We need to solve that following equation for $x$ , where , $0<x<1$ ,
$(1-x)^{20}+20x(1-x)^{19}=0.025$ ,
The solution says , we need to use the "iterative methods" to find the value of this $x$ ,
Now my question is , since , $0<x<1$ , can't we just write $(1-x)^{20} \approx (1-20x)$ ??
On applying this to the main equation :
$(1-19x)(1+19x)=0.025$ , => $1-19x^{2}=0.025$ , which gives $x\approx 0.051$
Isn't this the correct approach ? As the given solution is $x=0.249$ ..
Since you are supposed to use an iterative method, let me suppose that you heard about Newton method : starting from guess $x_0$, the method will update it according to $$x_{n+1}=x_n-\frac{f(x_n)}{f'(x_n)}$$ So, let us consider $$f(x)=(1-x)^{20}+20x(1-x)^{19}-0.025$$ After simplification, the derivative is $$f'(x)=-380 (1-x)^{18} x$$ which immediately shows a problem if we start at $x_0=0$.
So, we need another starting point. Even if, as already said in answers and comments, what you used is not very good, at least it gives a number. So, let us try using $x_0=0.05$. Newton method will generate the following estimates $$x_1=0.144187$$ $$x_2=0.195074$$ $$x_3=0.229416$$ $$x_4=0.245540$$ $$x_5=0.248634$$ $$x_6=0.248733$$ which is the solution for six significant figures.
Edit
Let me point out that, in almost the same spirit as in your attempt, using the binomial expansion and stopping at the first terms, you would have found $$f(x)=\frac{39}{40}-190 x^2+\cdots$$ from which a "solution" $$x_0=\frac{1}{20}\sqrt{\frac{39}{19}}\approx 0.072$$ which would have been a little better as a starting point for the iterative process.

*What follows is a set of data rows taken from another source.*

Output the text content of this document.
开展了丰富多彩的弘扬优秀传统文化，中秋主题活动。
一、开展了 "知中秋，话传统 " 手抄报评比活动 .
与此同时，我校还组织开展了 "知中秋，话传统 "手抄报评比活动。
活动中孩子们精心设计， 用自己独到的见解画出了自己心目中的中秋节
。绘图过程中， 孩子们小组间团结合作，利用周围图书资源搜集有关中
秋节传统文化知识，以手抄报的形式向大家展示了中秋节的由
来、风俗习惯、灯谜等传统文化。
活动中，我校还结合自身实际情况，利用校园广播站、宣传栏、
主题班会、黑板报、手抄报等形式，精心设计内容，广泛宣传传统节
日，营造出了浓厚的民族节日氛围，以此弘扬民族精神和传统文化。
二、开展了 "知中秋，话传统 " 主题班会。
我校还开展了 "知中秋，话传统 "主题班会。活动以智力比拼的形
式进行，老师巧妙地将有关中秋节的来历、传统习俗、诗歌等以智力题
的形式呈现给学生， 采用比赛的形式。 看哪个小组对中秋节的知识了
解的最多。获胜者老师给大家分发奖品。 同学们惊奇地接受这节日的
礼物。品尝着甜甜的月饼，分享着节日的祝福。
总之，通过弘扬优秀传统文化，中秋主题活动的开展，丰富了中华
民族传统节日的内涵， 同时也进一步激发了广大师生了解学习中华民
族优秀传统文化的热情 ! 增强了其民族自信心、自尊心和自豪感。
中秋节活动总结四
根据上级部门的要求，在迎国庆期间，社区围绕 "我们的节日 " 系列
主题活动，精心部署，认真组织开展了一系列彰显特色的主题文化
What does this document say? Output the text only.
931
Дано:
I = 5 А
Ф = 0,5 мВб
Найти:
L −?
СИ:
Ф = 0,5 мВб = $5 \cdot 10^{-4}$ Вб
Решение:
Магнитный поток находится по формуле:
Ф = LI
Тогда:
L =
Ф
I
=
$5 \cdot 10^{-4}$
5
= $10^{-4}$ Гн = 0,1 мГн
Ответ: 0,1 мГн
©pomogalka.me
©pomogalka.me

You don't have a correct expansion. If you expand your expression properly you get $-361x^2$. But even this is not the correct second order approximation
If you factor as $(1-x)^{19}(1+19x)$ and regard $x$ as small, you get the binomial expansion
$$\left(1-19x+\frac {19\cdot 18}2 x^2-\frac {19\cdot 18 \cdot 17}6 x^3+\dots\right)\left (1+19x\right)$$
And the term in $x^2$ is $(19\cdot9-19^2)x^2=-190x^2$ taking both contributions. This doesn't help the accuracy - others have commented on why this is unlikely with $x$ relatively large - you need more terms of the expansion and a way of extimating the error (crudely look at the size of the first term you've dropped - certainly if that is large, the approximation is likely to be poor).
No you cannot do this. The approximation you mention is only true for very small $x$ (compared to $1$), so $x <<1$. If we take $x$ to be close to one, it is easy to see that $(1-x)^{20}$ is small and positive, while $1-20 x$ is negative and close to $-19$.
$(1-x)^{20} \approx (1-20x)$ is only true for very small values of $x$, not for values on $(0,1)$. For example:
$$(1-0.5)^{20} = 9.5\cdot 10^{-7}$$
and
$$1-20\cdot 0.5 = -9$$
so the numbers are nowhere near close.